It’s not Operation Fast and Furious, but another ATF operation that ended up doing nothing about weapons smuggling across the border. The ATF knew about Jean-Baptiste Kingery and tracked him for a long period of time, collecting “significant evidence” of his arms trafficking, including grenades. They didn’t prosecute him, though, and now at least one of the weapons linked to Kingery was used in a battle in Guadalajara between Mexican cartel members and the police — three of whom died.
CBS’ Sharyl Attkisson reports:
CBS News has learned of a shocking link between a deadly drug cartel shootout with Mexican police last week and a controversial case in the U.S. The link is one of the grenades used in the violent fight, which killed three policemen and four cartel members and was captured on video by residents in the area.

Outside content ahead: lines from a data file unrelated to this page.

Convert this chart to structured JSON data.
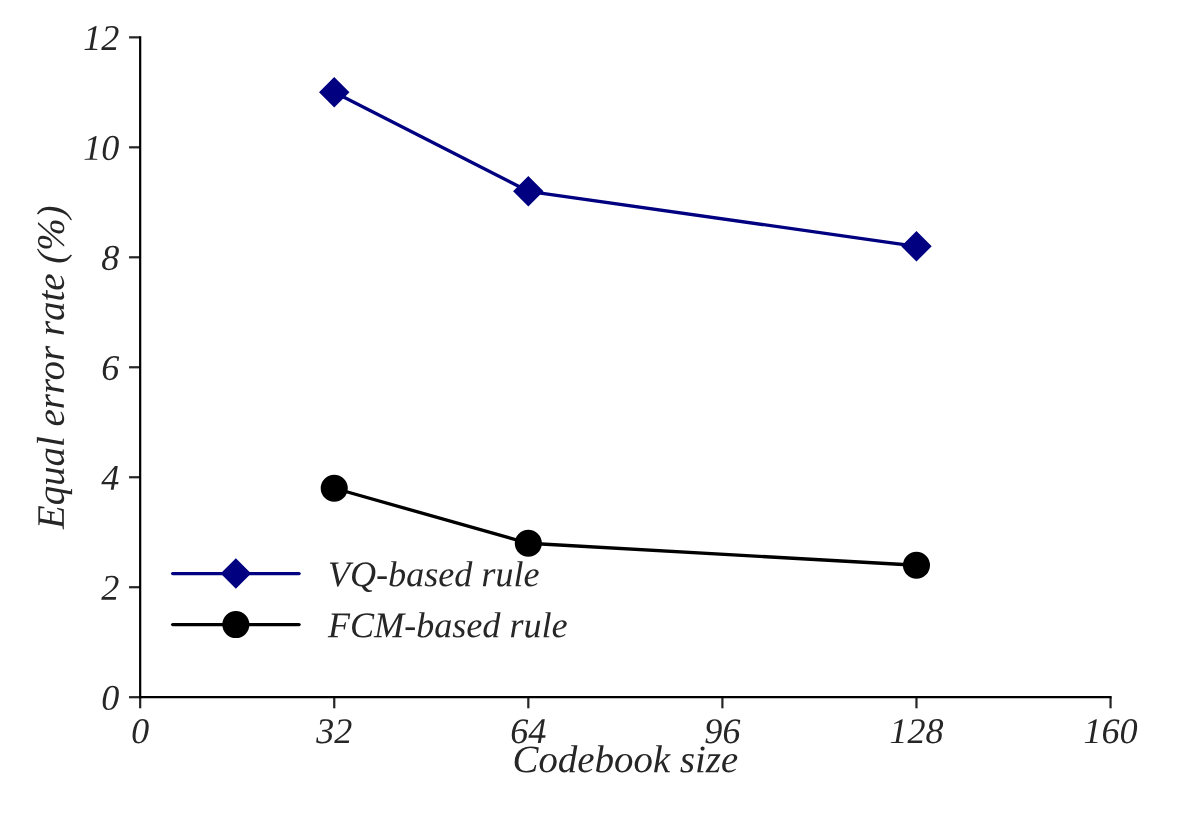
{
  "chart_data": {
    "type": "line",
    "xlabel": "Codebook size",
    "ylabel": "Equal error rate (%)",
    "x": [
      32,
      64,
      128
    ],
    "series": [
      {
        "name": "VQ-based rule",
        "color": "#000080",
        "values": [
          11.0,
          9.2,
          8.2
        ],
        "marker": "diamond"
      },
      {
        "name": "FCM-based rule",
        "color": "#000000",
        "values": [
          3.8,
          2.8,
          2.4
        ],
        "marker": "circle"
      }
    ],
    "xlim": [
      0,
      160
    ],
    "xticks": [
      0,
      32,
      64,
      96,
      128,
      160
    ],
    "ylim": [
      0,
      12
    ],
    "yticks": [
      0,
      2,
      4,
      6,
      8,
      10,
      12
    ],
    "grid": false,
    "legend": "bottom left",
    "line_style": "solid"
  }
}
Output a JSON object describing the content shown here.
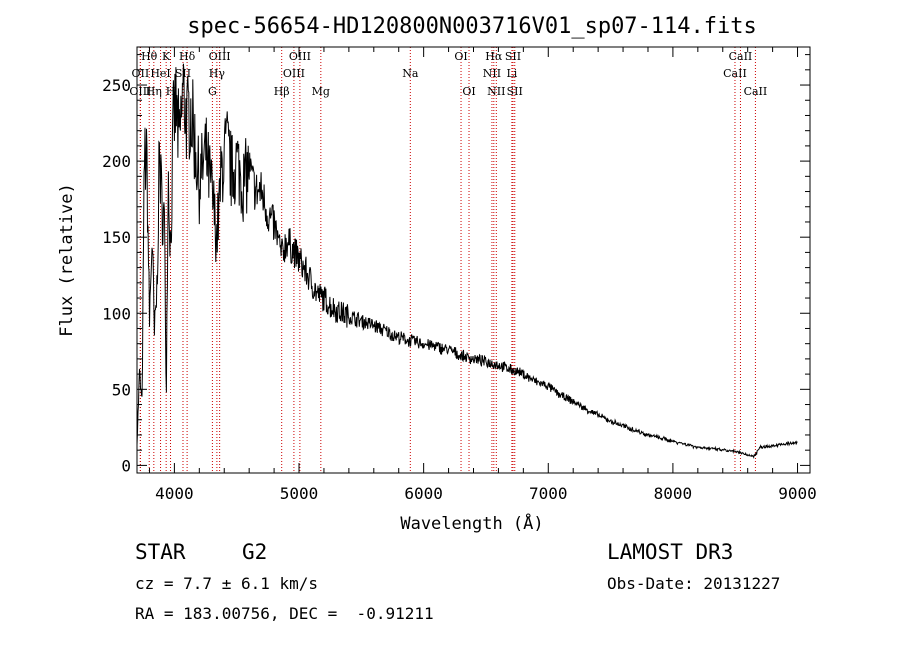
{
  "chart_data": {
    "type": "line",
    "title": "spec-56654-HD120800N003716V01_sp07-114.fits",
    "xlabel": "Wavelength (Å)",
    "ylabel": "Flux (relative)",
    "xlim": [
      3700,
      9100
    ],
    "ylim": [
      -5,
      275
    ],
    "xticks": [
      4000,
      5000,
      6000,
      7000,
      8000,
      9000
    ],
    "yticks": [
      0,
      50,
      100,
      150,
      200,
      250
    ],
    "grid": false,
    "series": [
      {
        "x": [
          3700,
          3720,
          3740,
          3760,
          3780,
          3800,
          3820,
          3840,
          3860,
          3880,
          3900,
          3920,
          3935,
          3950,
          3970,
          3990,
          4010,
          4040,
          4070,
          4100,
          4130,
          4160,
          4200,
          4250,
          4300,
          4340,
          4380,
          4420,
          4460,
          4500,
          4550,
          4600,
          4650,
          4700,
          4750,
          4800,
          4861,
          4900,
          4950,
          5000,
          5050,
          5100,
          5150,
          5200,
          5250,
          5300,
          5400,
          5500,
          5600,
          5700,
          5800,
          5890,
          6000,
          6100,
          6200,
          6300,
          6400,
          6500,
          6563,
          6600,
          6700,
          6800,
          6900,
          7000,
          7100,
          7200,
          7300,
          7400,
          7500,
          7600,
          7700,
          7800,
          7900,
          8000,
          8100,
          8200,
          8300,
          8400,
          8500,
          8550,
          8600,
          8650,
          8700,
          8800,
          8900,
          9000
        ],
        "values": [
          15,
          60,
          40,
          205,
          195,
          95,
          150,
          85,
          115,
          205,
          170,
          160,
          45,
          195,
          140,
          220,
          238,
          210,
          248,
          225,
          235,
          215,
          185,
          205,
          180,
          150,
          195,
          210,
          192,
          200,
          185,
          195,
          180,
          180,
          165,
          158,
          138,
          148,
          142,
          135,
          128,
          120,
          112,
          110,
          105,
          102,
          98,
          95,
          92,
          88,
          84,
          82,
          80,
          78,
          76,
          72,
          70,
          68,
          67,
          66,
          63,
          60,
          55,
          52,
          46,
          42,
          37,
          33,
          29,
          26,
          23,
          20,
          18,
          16,
          14,
          12,
          11,
          10,
          9,
          8,
          7,
          6,
          12,
          13,
          14,
          15
        ]
      }
    ],
    "spectral_lines": [
      {
        "label": "Hθ",
        "x": 3798,
        "row": 1
      },
      {
        "label": "OII",
        "x": 3727,
        "row": 2
      },
      {
        "label": "OIII",
        "x": 3727,
        "row": 3
      },
      {
        "label": "K",
        "x": 3934,
        "row": 1
      },
      {
        "label": "HeI",
        "x": 3889,
        "row": 2
      },
      {
        "label": "Hη",
        "x": 3835,
        "row": 3
      },
      {
        "label": "Hδ",
        "x": 4102,
        "row": 1
      },
      {
        "label": "SII",
        "x": 4069,
        "row": 2
      },
      {
        "label": "H",
        "x": 3969,
        "row": 3
      },
      {
        "label": "OIII",
        "x": 4363,
        "row": 1
      },
      {
        "label": "Hγ",
        "x": 4341,
        "row": 2
      },
      {
        "label": "G",
        "x": 4305,
        "row": 3
      },
      {
        "label": "OIII",
        "x": 5007,
        "row": 1
      },
      {
        "label": "OIII",
        "x": 4959,
        "row": 2
      },
      {
        "label": "Hβ",
        "x": 4861,
        "row": 3
      },
      {
        "label": "Mg",
        "x": 5175,
        "row": 3
      },
      {
        "label": "Na",
        "x": 5893,
        "row": 2
      },
      {
        "label": "OI",
        "x": 6300,
        "row": 1
      },
      {
        "label": "OI",
        "x": 6364,
        "row": 3
      },
      {
        "label": "Hα",
        "x": 6563,
        "row": 1
      },
      {
        "label": "SII",
        "x": 6717,
        "row": 1
      },
      {
        "label": "NII",
        "x": 6548,
        "row": 2
      },
      {
        "label": "Li",
        "x": 6708,
        "row": 2
      },
      {
        "label": "NII",
        "x": 6583,
        "row": 3
      },
      {
        "label": "SII",
        "x": 6731,
        "row": 3
      },
      {
        "label": "CaII",
        "x": 8542,
        "row": 1
      },
      {
        "label": "CaII",
        "x": 8498,
        "row": 2
      },
      {
        "label": "CaII",
        "x": 8662,
        "row": 3
      }
    ]
  },
  "info": {
    "class": "STAR",
    "subclass": "G2",
    "survey": "LAMOST DR3",
    "cz": "cz = 7.7 ± 6.1 km/s",
    "obs_date": "Obs-Date: 20131227",
    "coords": "RA = 183.00756, DEC =  -0.91211"
  },
  "colors": {
    "spectrum": "#000000",
    "line_markers": "#cc0000",
    "frame": "#000000"
  }
}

According to a Justice Department “Significant Incident Report” filed Tuesday and obtained by CBS News, evidence connects one of the grenades to Jean Baptiste Kingery, an alleged firearms trafficker U.S. officials allowed to operate for years without arresting despite significant evidence that he was moving massive amounts of grenade parts and ammunition to Mexico’s ruthless drug cartels.
The gun battle took place last week in Guadalajara. Authorities say five members of the Jalisco New Generation Cartel used at least nine firearms and ten hand grenades against Mexican police. If one of the grenades was supplied with the help of Kingery, as believed, it adds to the toll of lives taken with weapons trafficked by suspects U.S. officials watched but did not stop.
The Kingery case was overseen by the same Arizona U.S. Attorney and ATF office that let suspects traffic thousands of weapons to Mexican drug cartels in the operation dubbed Fast and Furious. The strategy was to try to get to the cartel kingpins, but it was halted after CBS News reported that Fast and Furious weapons were used by cartel thugs in the murder of Border Patrol agent Brian Terry on December 15, 2010. Weapons trafficked by other ATF suspects under surveillance were used two months later in the cartel murder of Immigration and Customs Agent Jaime Zapata in Mexico on February 15, 2011.
ATF tried telling Attkisson that they had no information on any connection between Kingery and the ordnance used in the fight. However, an ATF report explicitly notes the Kingery link to at least one of the grenades. The ATF had been aware since 2009 of Kingery’s trafficking in grenades, which had become the weapon of choice for the cartels at that time. Instead of seizing him at that time, the ATF deliberately chose to let him cross back into Mexico, over the objections of agents. Sound familiar?
Kingery’s luck ran out in 2011, though:
In 2011, Mexican authorities finally raided Kingery’s factory and arrested him — they say he confessed to teaching cartel members how to build grenades and convert semi-automatic weapons to automatic. The Justice Department has not provided an update on whether it’s trying to extradite Kingery to the U.S., and an ATF spokesman said on Wednesday that he doesn’t know the status of his case.
After the battle last week and the track record of the ATF and DoJ on Kingery, don’t expect the Mexican government to cooperate with any extradition effort. They’d prefer an actual prosecution, one would imagine.